Homonyms are difficult for many English speakers to master, but when they occur in medical language, it becomes even more tricky. For example: ileum and ilium. These are medical terms that refer to two different anatomical areas. In order to select the correct spelling, it’s necessary to be familiar with the anatomy and to look at the context in which the word occurs. Experienced transcriptionists develop a system of mnemonics that assist them in finding the correct spelling of a homonym.
The ilium is a bone in the pelvis; in lay terms, the hip bone. The ileum is part of the small intestine. An easy mnemonic is to remember that both hip and ilium have the letter “i”. After that, a transcriptionist needs to look at the context of the word use in order to apply the appropriate term and spelling.
Although not considered homonyms, there are terms that sound like something else entirely, resulting in a transcription error, usually by an inexperienced transcriptionist. “Below knee amputation” is frequently mistaken for “baloney amputation.” An experienced transcriptionist knows that there is no such thing as a “baloney amputation,” regardless of whether or not it sounds like that is what a dictator is saying! In medical transcription, these are referred to as “sounds-like” errors.
Abbreviations are very common in medical terminology. They allow physicians and other healthcare professionals to document records quickly. Unfortunately, there are many terms that can apply to one abbreviation, which can lead to mistakes. The Institute for Safe Medication Practices (ISMP) has published a list of terms and abbreviations that can be misread and advised that these be written or transcribed in specific ways in order to avoid confusion.
In medical terminology, the abbreviation OD or o.d. can be either right eye – or once daily. It’s essential for a medical transcriptionist to know that the ISMP recommends that neither abbreviation be used, that it be written out as “right eye” or “daily,” as appropriate.
Abbreviations may also be misread, as one letter closely resembles another, even in a typewritten report. The ISMP also recommends that the abbreviation “IU” (International Units) not be used, as it can be mistaken for “IV” (intravenous).
There are also guidelines governing abbreviations for measurements. The use of the abbreviation “cc” (cubic centimeters) is common, but not advised; documentation specialists are advised to use the abbreviation “mL” (milliliters) instead, as “cc” can be misread.
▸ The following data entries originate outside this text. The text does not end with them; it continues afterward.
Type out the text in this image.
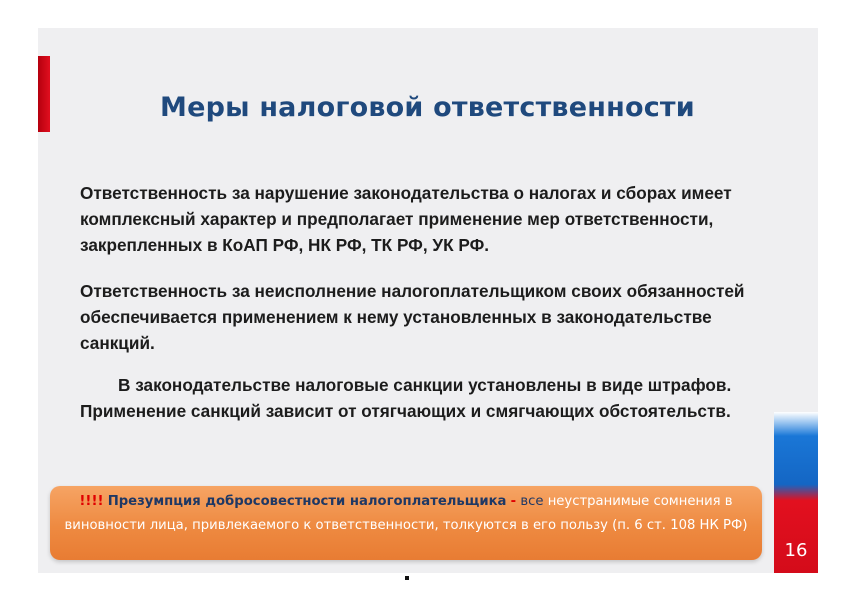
Меры налоговой ответственности
Ответственность за нарушение законодательства о налогах и сборах имеет комплексный характер и предполагает применение мер ответственности, закрепленных в КоАП РФ, НК РФ, ТК РФ, УК РФ.
Ответственность за неисполнение налогоплательщиком своих обязанностей обеспечивается применением к нему установленных в законодательстве санкций.
В законодательстве налоговые санкции установлены в виде штрафов. Применение санкций зависит от отягчающих и смягчающих обстоятельств.
16
!!!! Презумпция добросовестности налогоплательщика - все неустранимые сомнения в виновности лица, привлекаемого к ответственности, толкуются в его пользу (п. 6 ст. 108 НК РФ)
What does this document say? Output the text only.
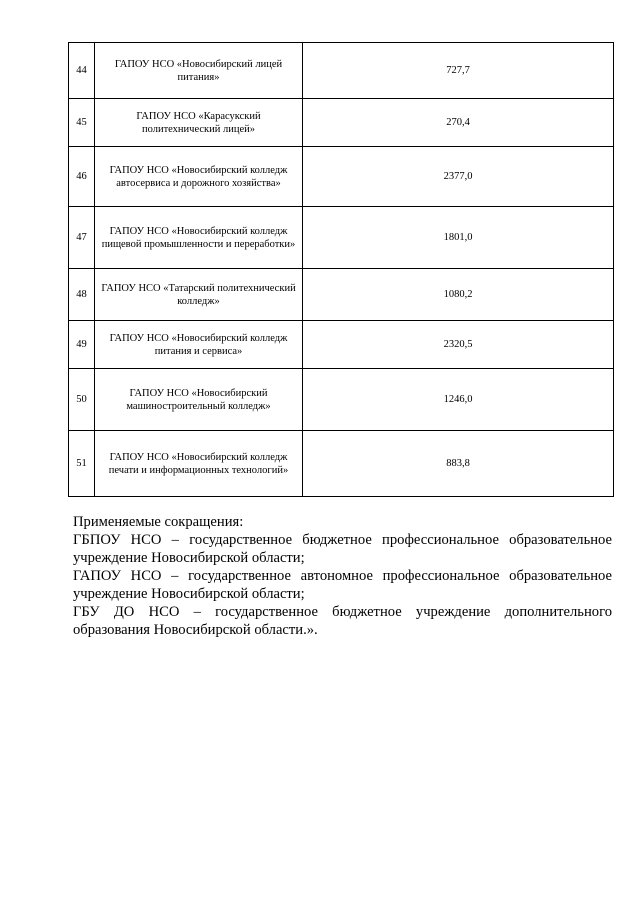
44	ГАПОУ НСО «Новосибирский лицей питания»	727,7
45	ГАПОУ НСО «Карасукский политехнический лицей»	270,4
46	ГАПОУ НСО «Новосибирский колледж автосервиса и дорожного хозяйства»	2377,0
47	ГАПОУ НСО «Новосибирский колледж пищевой промышленности и переработки»	1801,0
48	ГАПОУ НСО «Татарский политехнический колледж»	1080,2
49	ГАПОУ НСО «Новосибирский колледж питания и сервиса»	2320,5
50	ГАПОУ НСО «Новосибирский машиностроительный колледж»	1246,0
51	ГАПОУ НСО «Новосибирский колледж печати и информационных технологий»	883,8

Применяемые сокращения:

ГБПОУ НСО – государственное бюджетное профессиональное образовательное учреждение Новосибирской области;

ГАПОУ НСО – государственное автономное профессиональное образовательное учреждение Новосибирской области;

ГБУ ДО НСО – государственное бюджетное учреждение дополнительного образования Новосибирской области.».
Documenting for accuracy and clarity
The core guidelines for medical transcription style and format are geared towards documenting the record with accuracy and clarity so that other healthcare professionals can easily find and read the information they need to make healthcare decisions, while feeling confident that the record is accurate insofar as the transcriptionist is able to interpret the dictator’s spoken word and intent.